When The Sweater first appears in the movie, Harry, laid low by a cold, is reading Mr Stephen King’s Misery next to a bottle of Pepto-Bismol. The sweater is perfect for such moments when cosiness is prescribed – it is a bellwether for Harry’s state of mind, appearing when he is sad or has fallen victim to dating self-sabotage.
It’s a perfect choice considering the history of the style. The fisherman’s sweater, or the Aran sweater, originated between the late 1800s and early 1900s off the west coast of Ireland. Traditionally, they were knitted by wives and daughters to protect, comfort and keep fishermen warm out at sea. The different patterns carry distinct messages – the braided pattern on the front of Harry’s sweater and sleeves signify a fisherman’s rope and good luck at sea.
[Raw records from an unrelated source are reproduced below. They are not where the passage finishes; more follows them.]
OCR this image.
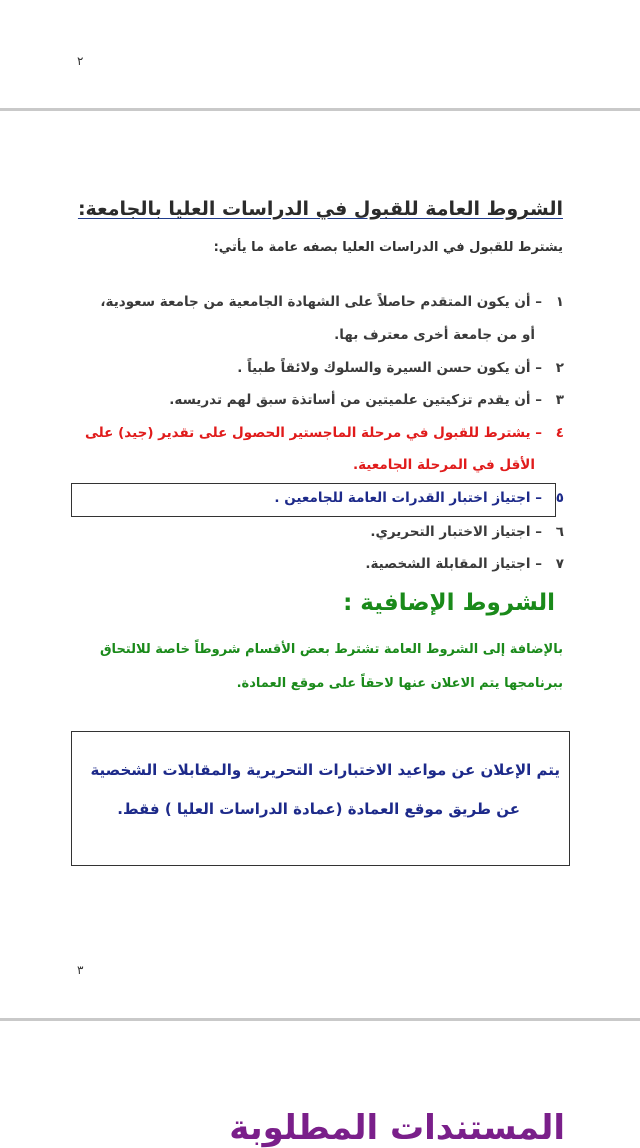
٢
الشروط العامة للقبول في الدراسات العليا بالجامعة:
يشترط للقبول في الدراسات العليا بصفه عامة ما يأتي:
١
– أن يكون المتقدم حاصلاً على الشهادة الجامعية من جامعة سعودية،
أو من جامعة أخرى معترف بها.
٢
– أن يكون حسن السيرة والسلوك ولائقاً طبياً .
٣
– أن يقدم تزكيتين علميتين من أساتذة سبق لهم تدريسه.
٤
– يشترط للقبول في مرحلة الماجستير الحصول على تقدير (جيد) على
الأقل في المرحلة الجامعية.
٥
– اجتياز اختبار القدرات العامة للجامعين .
٦
– اجتياز الاختبار التحريري.
٧
– اجتياز المقابلة الشخصية.
الشروط الإضافية :
بالإضافة إلى الشروط العامة تشترط بعض الأقسام شروطاً خاصة للالتحاق
ببرنامجها يتم الاعلان عنها لاحقاً على موقع العمادة.
يتم الإعلان عن مواعيد الاختبارات التحريرية والمقابلات الشخصية
عن طريق موقع العمادة (عمادة الدراسات العليا ) فقط.
٣
المستندات المطلوبة
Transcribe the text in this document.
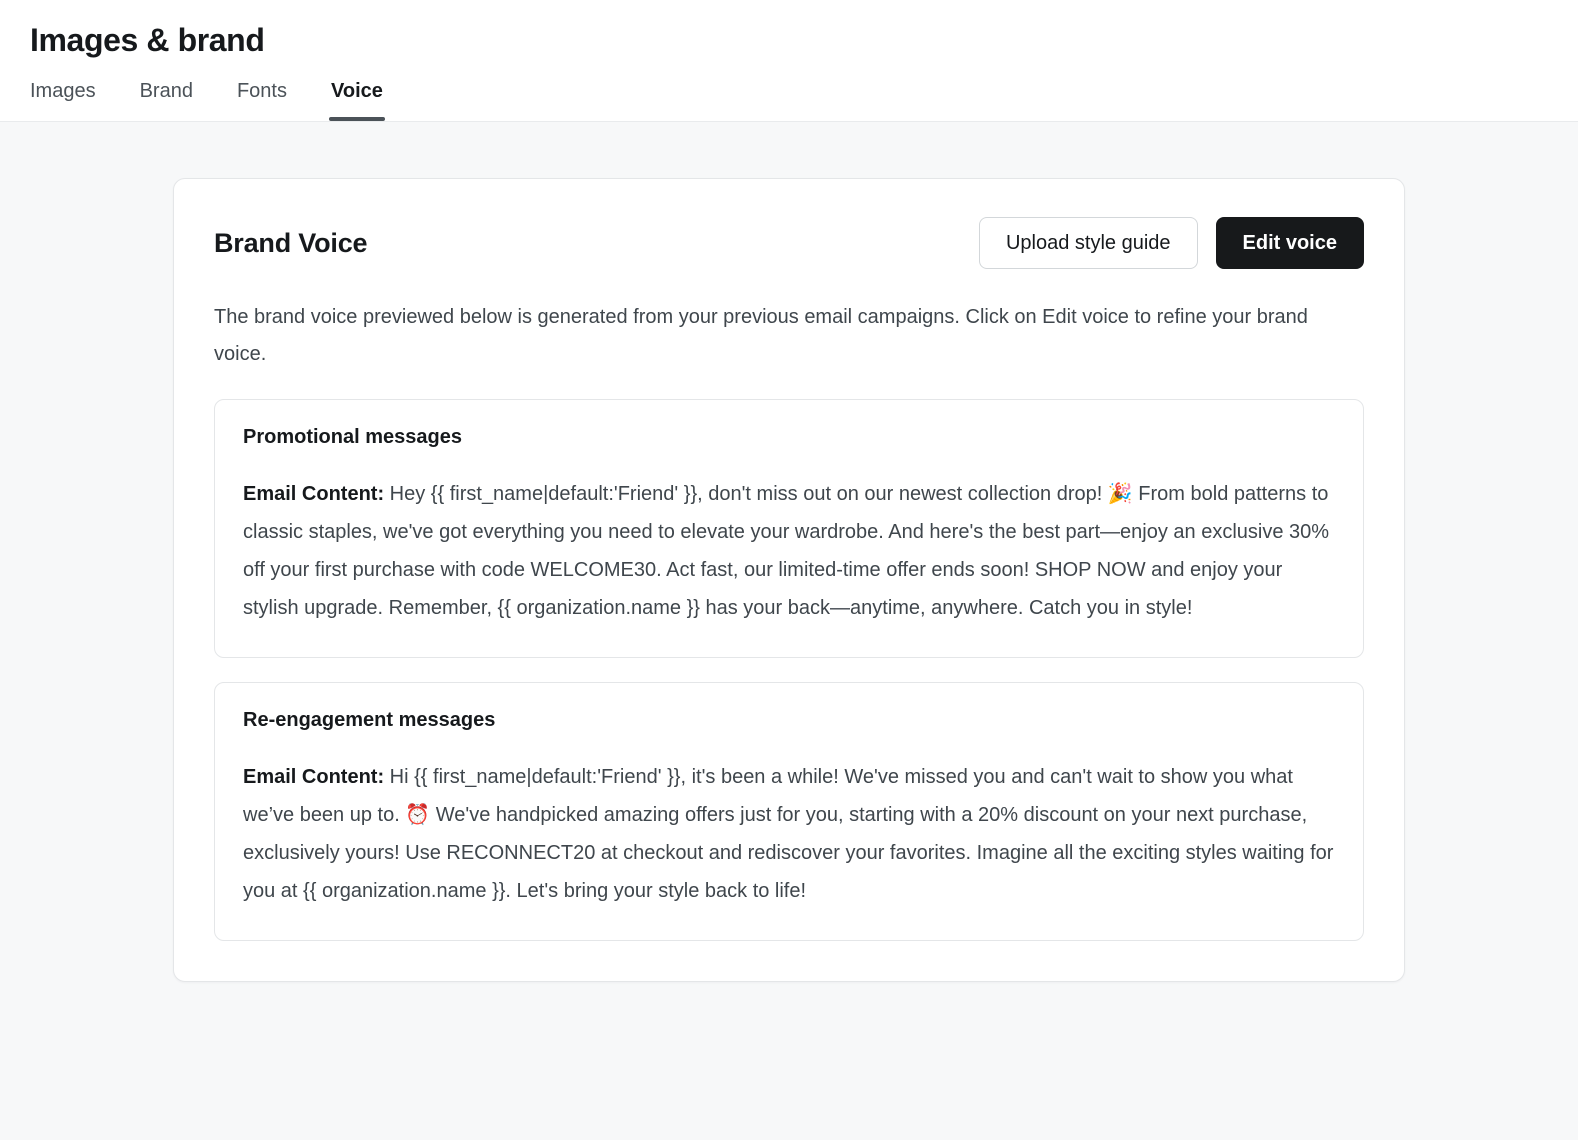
Images & brand
Images	Brand	Fonts	Voice
Brand Voice	Upload style guide	Edit voice
The brand voice previewed below is generated from your previous email campaigns. Click on Edit voice to refine your brand voice.
Promotional messages
Email Content: Hey {{ first_name|default:'Friend' }}, don't miss out on our newest collection drop! 🎉 From bold patterns to classic staples, we've got everything you need to elevate your wardrobe. And here's the best part—enjoy an exclusive 30% off your first purchase with code WELCOME30. Act fast, our limited-time offer ends soon! SHOP NOW and enjoy your stylish upgrade. Remember, {{ organization.name }} has your back—anytime, anywhere. Catch you in style!
Re-engagement messages
Email Content: Hi {{ first_name|default:'Friend' }}, it's been a while! We've missed you and can't wait to show you what we’ve been up to. ⏰ We've handpicked amazing offers just for you, starting with a 20% discount on your next purchase, exclusively yours! Use RECONNECT20 at checkout and rediscover your favorites. Imagine all the exciting styles waiting for you at {{ organization.name }}. Let's bring your style back to life!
Later brought into the mainstream by fashion icons such as Ms Grace Kelly and Mr Steve McQueen, this style has become a beloved classic.
But the rest of the outfit is on trend for the 1980s, when the Levi’s 501 reigned supreme and Reebok was pulling in more revenue than Nike. It’s hard to be 100 per cent sure, but Harry’s sneakers look pretty similar to the Reebok Club C. The director (Mr Rob Reiner, by the way) and costume designer (Ms Gloria Gresham) couldn’t have known that they would become sartorial classics in the ensuing years – the film is full of prescient choices like these.
“The sweater is perfect for such moments when cosiness is prescribed – it is a bellwether for Harry’s state of mind”
In one of the movie’s most iconic scenes, Harry wears the sweater, jeans and sneakers as he unrolls a carpet in his light-filled Manhattan apartment, water towers visible in the background. (That this real-estate bounty could come from his political consultant salary alone induces pangs of nostalgia for affordable Manhattan apartments, but I digress.) As they adjust the carpet, Harry and Sally discuss their misadventures in dating, until they both come to rest, squatting side by side on their heels, exhausted by both the physical efforts of home decor and the emotional tax of singledom. Harry clasps his hands, looking as devilish as ever; Sally holds a bottle of Evian water.
When the film was released in 1989, it was fulfilling the promise of one decade while on the cusp of another. The leads spouted (now) dated aphorisms including “restaurants are the new theatre” and “pesto is the new quiche”. Now that our lives can be divided pre- and post-pandemic, there’s a clamour to offer up similar insights. The great thing about this outfit is that it isn’t the “new” anything, it simply exists as it is.